Historic success for Mexico
Mexico before their World Grand Prix match against Bulgaria
Lausanne, Switzerland, July 28, 2014 - For the first time in 32 years, both of Mexico's teams will take part in the FIVB World Championships. In Port of Spain, Trinidad and Tobago, the Mexican women were the 24th and final team to secure a ticket to the FIVB Women’s World Championships from September 23-October 12 in Italy. It was a historic success, but Mexico's volleyball celebrations were brief.
After all, their first game in the FIVB World Grand Prix took place at the Olympic Gymnasium Juan de la Barrera in Mexico City on Friday, where they were matched up with Kenya. Their other opponents in the first weekend of their first participation in the World Grand Prix were Algeria and Bulgaria. The games should prove to be the perfect preparation for their seventh appearance at the FIVB World Championships.
Mexico's best result at a world championship was a tenth place in 1974 at the tournament organised in their country. That result triggered enthusiasm for volleyball in Mexico. Now Mexico are working their way back to the top of international volleyball. "Women's volleyball has awakened, it has been very fast and intense work with Professor Jorge Azair and the girls have a lot of determination," said Jesus Perales Navarroi, President of the Mexican Volleyball Federation (FMVB).
They proved this at the play-off tournament for the final world championship ticket. After three commanding victories against Costa Rica, Panama and Nicaragua, the team also held their nerve when they came up against hosts Trinidad and Tobago, unbeaten until that point. The 3-0 result (25-14, 31-29, 25-17) was only briefly in doubt in the second set. Mexican coach Miguel Jorge Azair said: “We won against a very good team. Mexico played very hard and they were extremely focused. The girls showed hunger.”
Mexico's women also won the majority of the individual awards at the tournament. Lizbeth Sainz, who was the top scorer in the final with 16 points, was voted Best Attacker and also collected the prestigious MVP award. Others who collected prizes for the champions were Lizbeth López (Best Receiver), Claudia Resendiz (Best Setter) and captain Andrea Rangel, who was voted Best Opposite. However, the competition will be tougher at the World Championships and Mexico are the underdogs in one of the most even groups in the preliminary round. Mexico have been placed in Group G, with defending champions Russia, the USA, Thailand, the Netherlands and Kazakhstan.
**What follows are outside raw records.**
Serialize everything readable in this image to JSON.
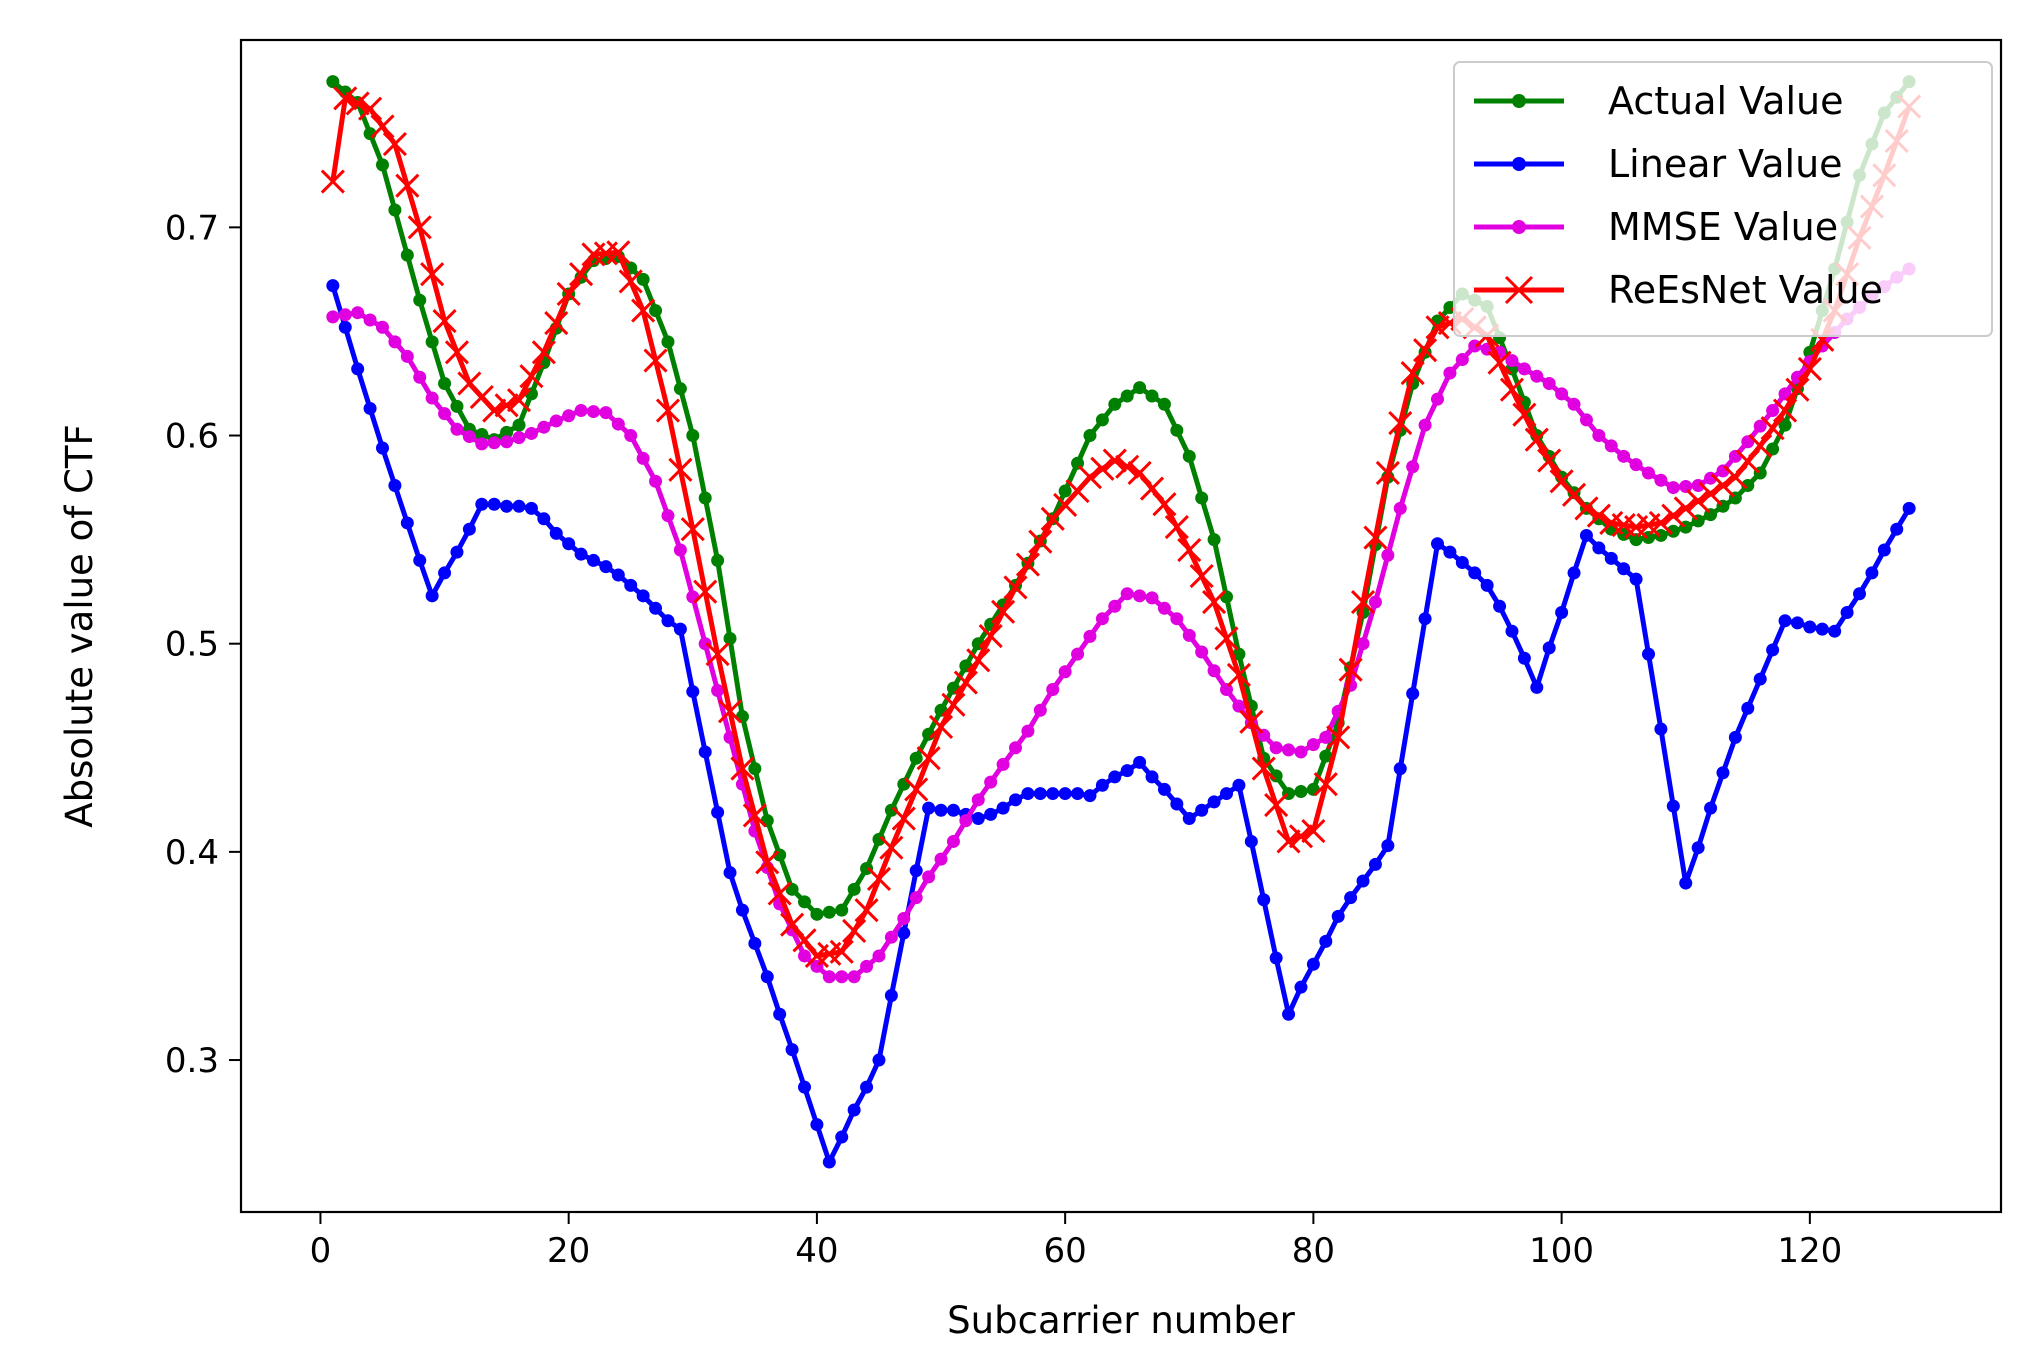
{
  "chart_data": {
    "type": "line",
    "title": "",
    "xlabel": "Subcarrier number",
    "ylabel": "Absolute value of CTF",
    "xlim": [
      -6.4,
      135.4
    ],
    "ylim": [
      0.227,
      0.79
    ],
    "xticks": [
      0,
      20,
      40,
      60,
      80,
      100,
      120
    ],
    "xtick_labels": [
      "0",
      "20",
      "40",
      "60",
      "80",
      "100",
      "120"
    ],
    "yticks": [
      0.3,
      0.4,
      0.5,
      0.6,
      0.7
    ],
    "ytick_labels": [
      "0.3",
      "0.4",
      "0.5",
      "0.6",
      "0.7"
    ],
    "grid": false,
    "legend": "top-right",
    "x_start": 1,
    "x_step": 1,
    "series": [
      {
        "name": "Actual Value",
        "color": "#008000",
        "marker": "dot",
        "anchors": [
          [
            1,
            0.77
          ],
          [
            3,
            0.76
          ],
          [
            5,
            0.73
          ],
          [
            8,
            0.665
          ],
          [
            10,
            0.625
          ],
          [
            12,
            0.603
          ],
          [
            14,
            0.598
          ],
          [
            16,
            0.605
          ],
          [
            18,
            0.635
          ],
          [
            20,
            0.668
          ],
          [
            22,
            0.684
          ],
          [
            24,
            0.686
          ],
          [
            26,
            0.675
          ],
          [
            28,
            0.645
          ],
          [
            30,
            0.6
          ],
          [
            32,
            0.54
          ],
          [
            34,
            0.465
          ],
          [
            36,
            0.415
          ],
          [
            38,
            0.382
          ],
          [
            40,
            0.37
          ],
          [
            42,
            0.372
          ],
          [
            44,
            0.392
          ],
          [
            46,
            0.42
          ],
          [
            48,
            0.445
          ],
          [
            50,
            0.468
          ],
          [
            53,
            0.5
          ],
          [
            56,
            0.528
          ],
          [
            59,
            0.56
          ],
          [
            62,
            0.6
          ],
          [
            64,
            0.615
          ],
          [
            66,
            0.623
          ],
          [
            68,
            0.615
          ],
          [
            70,
            0.59
          ],
          [
            72,
            0.55
          ],
          [
            74,
            0.495
          ],
          [
            76,
            0.445
          ],
          [
            78,
            0.428
          ],
          [
            80,
            0.43
          ],
          [
            82,
            0.462
          ],
          [
            84,
            0.515
          ],
          [
            86,
            0.58
          ],
          [
            88,
            0.625
          ],
          [
            90,
            0.655
          ],
          [
            92,
            0.668
          ],
          [
            94,
            0.662
          ],
          [
            96,
            0.632
          ],
          [
            98,
            0.6
          ],
          [
            100,
            0.58
          ],
          [
            102,
            0.565
          ],
          [
            104,
            0.555
          ],
          [
            106,
            0.55
          ],
          [
            108,
            0.552
          ],
          [
            110,
            0.556
          ],
          [
            112,
            0.562
          ],
          [
            114,
            0.57
          ],
          [
            116,
            0.582
          ],
          [
            118,
            0.605
          ],
          [
            120,
            0.64
          ],
          [
            122,
            0.68
          ],
          [
            124,
            0.725
          ],
          [
            126,
            0.755
          ],
          [
            128,
            0.77
          ]
        ]
      },
      {
        "name": "Linear Value",
        "color": "#0000ff",
        "marker": "dot",
        "anchors": [
          [
            1,
            0.672
          ],
          [
            2,
            0.652
          ],
          [
            3,
            0.632
          ],
          [
            4,
            0.613
          ],
          [
            5,
            0.594
          ],
          [
            6,
            0.576
          ],
          [
            7,
            0.558
          ],
          [
            8,
            0.54
          ],
          [
            9,
            0.523
          ],
          [
            10,
            0.534
          ],
          [
            11,
            0.544
          ],
          [
            12,
            0.555
          ],
          [
            13,
            0.567
          ],
          [
            14,
            0.567
          ],
          [
            15,
            0.566
          ],
          [
            16,
            0.566
          ],
          [
            17,
            0.565
          ],
          [
            18,
            0.56
          ],
          [
            19,
            0.553
          ],
          [
            20,
            0.548
          ],
          [
            21,
            0.543
          ],
          [
            22,
            0.54
          ],
          [
            23,
            0.537
          ],
          [
            24,
            0.533
          ],
          [
            25,
            0.528
          ],
          [
            26,
            0.523
          ],
          [
            27,
            0.517
          ],
          [
            28,
            0.511
          ],
          [
            29,
            0.507
          ],
          [
            30,
            0.477
          ],
          [
            31,
            0.448
          ],
          [
            32,
            0.419
          ],
          [
            33,
            0.39
          ],
          [
            34,
            0.372
          ],
          [
            35,
            0.356
          ],
          [
            36,
            0.34
          ],
          [
            37,
            0.322
          ],
          [
            38,
            0.305
          ],
          [
            39,
            0.287
          ],
          [
            40,
            0.269
          ],
          [
            41,
            0.251
          ],
          [
            42,
            0.263
          ],
          [
            43,
            0.276
          ],
          [
            44,
            0.287
          ],
          [
            45,
            0.3
          ],
          [
            46,
            0.331
          ],
          [
            47,
            0.361
          ],
          [
            48,
            0.391
          ],
          [
            49,
            0.421
          ],
          [
            50,
            0.42
          ],
          [
            51,
            0.42
          ],
          [
            52,
            0.418
          ],
          [
            53,
            0.416
          ],
          [
            54,
            0.418
          ],
          [
            55,
            0.421
          ],
          [
            56,
            0.425
          ],
          [
            57,
            0.428
          ],
          [
            58,
            0.428
          ],
          [
            59,
            0.428
          ],
          [
            60,
            0.428
          ],
          [
            61,
            0.428
          ],
          [
            62,
            0.427
          ],
          [
            63,
            0.432
          ],
          [
            64,
            0.436
          ],
          [
            65,
            0.439
          ],
          [
            66,
            0.443
          ],
          [
            67,
            0.436
          ],
          [
            68,
            0.43
          ],
          [
            69,
            0.423
          ],
          [
            70,
            0.416
          ],
          [
            71,
            0.42
          ],
          [
            72,
            0.424
          ],
          [
            73,
            0.428
          ],
          [
            74,
            0.432
          ],
          [
            75,
            0.405
          ],
          [
            76,
            0.377
          ],
          [
            77,
            0.349
          ],
          [
            78,
            0.322
          ],
          [
            79,
            0.335
          ],
          [
            80,
            0.346
          ],
          [
            81,
            0.357
          ],
          [
            82,
            0.369
          ],
          [
            83,
            0.378
          ],
          [
            84,
            0.386
          ],
          [
            85,
            0.394
          ],
          [
            86,
            0.403
          ],
          [
            87,
            0.44
          ],
          [
            88,
            0.476
          ],
          [
            89,
            0.512
          ],
          [
            90,
            0.548
          ],
          [
            91,
            0.544
          ],
          [
            92,
            0.539
          ],
          [
            93,
            0.534
          ],
          [
            94,
            0.528
          ],
          [
            95,
            0.518
          ],
          [
            96,
            0.506
          ],
          [
            97,
            0.493
          ],
          [
            98,
            0.479
          ],
          [
            99,
            0.498
          ],
          [
            100,
            0.515
          ],
          [
            101,
            0.534
          ],
          [
            102,
            0.552
          ],
          [
            103,
            0.546
          ],
          [
            104,
            0.541
          ],
          [
            105,
            0.536
          ],
          [
            106,
            0.531
          ],
          [
            107,
            0.495
          ],
          [
            108,
            0.459
          ],
          [
            109,
            0.422
          ],
          [
            110,
            0.385
          ],
          [
            111,
            0.402
          ],
          [
            112,
            0.421
          ],
          [
            113,
            0.438
          ],
          [
            114,
            0.455
          ],
          [
            115,
            0.469
          ],
          [
            116,
            0.483
          ],
          [
            117,
            0.497
          ],
          [
            118,
            0.511
          ],
          [
            119,
            0.51
          ],
          [
            120,
            0.508
          ],
          [
            121,
            0.507
          ],
          [
            122,
            0.506
          ],
          [
            123,
            0.515
          ],
          [
            124,
            0.524
          ],
          [
            125,
            0.534
          ],
          [
            126,
            0.545
          ],
          [
            127,
            0.555
          ],
          [
            128,
            0.565
          ]
        ]
      },
      {
        "name": "MMSE Value",
        "color": "#e000e0",
        "marker": "dot",
        "anchors": [
          [
            1,
            0.657
          ],
          [
            3,
            0.659
          ],
          [
            5,
            0.652
          ],
          [
            7,
            0.638
          ],
          [
            9,
            0.618
          ],
          [
            11,
            0.603
          ],
          [
            13,
            0.596
          ],
          [
            15,
            0.597
          ],
          [
            17,
            0.601
          ],
          [
            19,
            0.607
          ],
          [
            21,
            0.612
          ],
          [
            23,
            0.611
          ],
          [
            25,
            0.6
          ],
          [
            27,
            0.578
          ],
          [
            29,
            0.545
          ],
          [
            31,
            0.5
          ],
          [
            33,
            0.455
          ],
          [
            35,
            0.41
          ],
          [
            37,
            0.375
          ],
          [
            39,
            0.35
          ],
          [
            41,
            0.34
          ],
          [
            43,
            0.34
          ],
          [
            45,
            0.35
          ],
          [
            47,
            0.368
          ],
          [
            49,
            0.388
          ],
          [
            51,
            0.405
          ],
          [
            53,
            0.425
          ],
          [
            55,
            0.442
          ],
          [
            57,
            0.458
          ],
          [
            59,
            0.478
          ],
          [
            61,
            0.495
          ],
          [
            63,
            0.512
          ],
          [
            65,
            0.524
          ],
          [
            67,
            0.522
          ],
          [
            69,
            0.512
          ],
          [
            71,
            0.496
          ],
          [
            73,
            0.478
          ],
          [
            75,
            0.462
          ],
          [
            77,
            0.45
          ],
          [
            79,
            0.448
          ],
          [
            81,
            0.455
          ],
          [
            83,
            0.48
          ],
          [
            85,
            0.52
          ],
          [
            87,
            0.565
          ],
          [
            89,
            0.605
          ],
          [
            91,
            0.63
          ],
          [
            93,
            0.643
          ],
          [
            95,
            0.64
          ],
          [
            97,
            0.632
          ],
          [
            99,
            0.625
          ],
          [
            101,
            0.615
          ],
          [
            103,
            0.6
          ],
          [
            105,
            0.59
          ],
          [
            107,
            0.582
          ],
          [
            109,
            0.575
          ],
          [
            111,
            0.576
          ],
          [
            113,
            0.583
          ],
          [
            115,
            0.597
          ],
          [
            117,
            0.612
          ],
          [
            119,
            0.628
          ],
          [
            121,
            0.643
          ],
          [
            123,
            0.656
          ],
          [
            125,
            0.667
          ],
          [
            127,
            0.676
          ],
          [
            128,
            0.68
          ]
        ]
      },
      {
        "name": "ReEsNet Value",
        "color": "#ff0000",
        "marker": "x",
        "anchors": [
          [
            1,
            0.722
          ],
          [
            2,
            0.762
          ],
          [
            4,
            0.757
          ],
          [
            6,
            0.74
          ],
          [
            8,
            0.7
          ],
          [
            10,
            0.655
          ],
          [
            12,
            0.625
          ],
          [
            14,
            0.612
          ],
          [
            16,
            0.617
          ],
          [
            18,
            0.64
          ],
          [
            20,
            0.668
          ],
          [
            22,
            0.687
          ],
          [
            24,
            0.688
          ],
          [
            26,
            0.66
          ],
          [
            28,
            0.612
          ],
          [
            30,
            0.555
          ],
          [
            32,
            0.495
          ],
          [
            34,
            0.44
          ],
          [
            36,
            0.395
          ],
          [
            38,
            0.365
          ],
          [
            40,
            0.35
          ],
          [
            42,
            0.352
          ],
          [
            44,
            0.372
          ],
          [
            46,
            0.402
          ],
          [
            48,
            0.43
          ],
          [
            50,
            0.46
          ],
          [
            53,
            0.492
          ],
          [
            56,
            0.527
          ],
          [
            59,
            0.56
          ],
          [
            62,
            0.58
          ],
          [
            64,
            0.588
          ],
          [
            66,
            0.582
          ],
          [
            68,
            0.567
          ],
          [
            70,
            0.545
          ],
          [
            72,
            0.52
          ],
          [
            74,
            0.485
          ],
          [
            76,
            0.44
          ],
          [
            78,
            0.405
          ],
          [
            80,
            0.41
          ],
          [
            82,
            0.455
          ],
          [
            84,
            0.52
          ],
          [
            86,
            0.582
          ],
          [
            88,
            0.63
          ],
          [
            90,
            0.652
          ],
          [
            92,
            0.656
          ],
          [
            94,
            0.648
          ],
          [
            96,
            0.622
          ],
          [
            98,
            0.598
          ],
          [
            100,
            0.578
          ],
          [
            102,
            0.565
          ],
          [
            104,
            0.558
          ],
          [
            106,
            0.556
          ],
          [
            108,
            0.558
          ],
          [
            110,
            0.565
          ],
          [
            112,
            0.572
          ],
          [
            114,
            0.58
          ],
          [
            116,
            0.595
          ],
          [
            118,
            0.612
          ],
          [
            120,
            0.632
          ],
          [
            122,
            0.66
          ],
          [
            124,
            0.695
          ],
          [
            126,
            0.725
          ],
          [
            128,
            0.758
          ]
        ]
      }
    ]
  }
}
“It will be an extremely difficult task, but we are trying to prepare perfectly,” said Azair. After all, the Mexican Volleyball Federation has a vision: it wants to be a major world player in Volleyball by 2030. The association does a lot to promote the sport in the country, which is predominantly obsessed with football. Major events have been targeted time and again in recent years, particularly focusing on the junior team, one of the most recent examples being the FIVB U-23 World Championships. And in recent days, the U-17 Beach Volleyball World Championships were hosted by Acapulco. The investment in talent development and attempts to increase public interest in volleyball are starting to pay off.
The men qualified before the women. In 2010, Mexico secured a ticket to the FIVB World Championship for the first time in almost three decades via the playoffs – which resulted in a respectable 13th place overall. They qualified directly this time and have used their first ever participation in the FIVB World League to prepare for the World Championships.
Mexico's qualification for the Men's and Women's World Championships represents another step in the right direction as the country aims to become one of the sport's elite nations.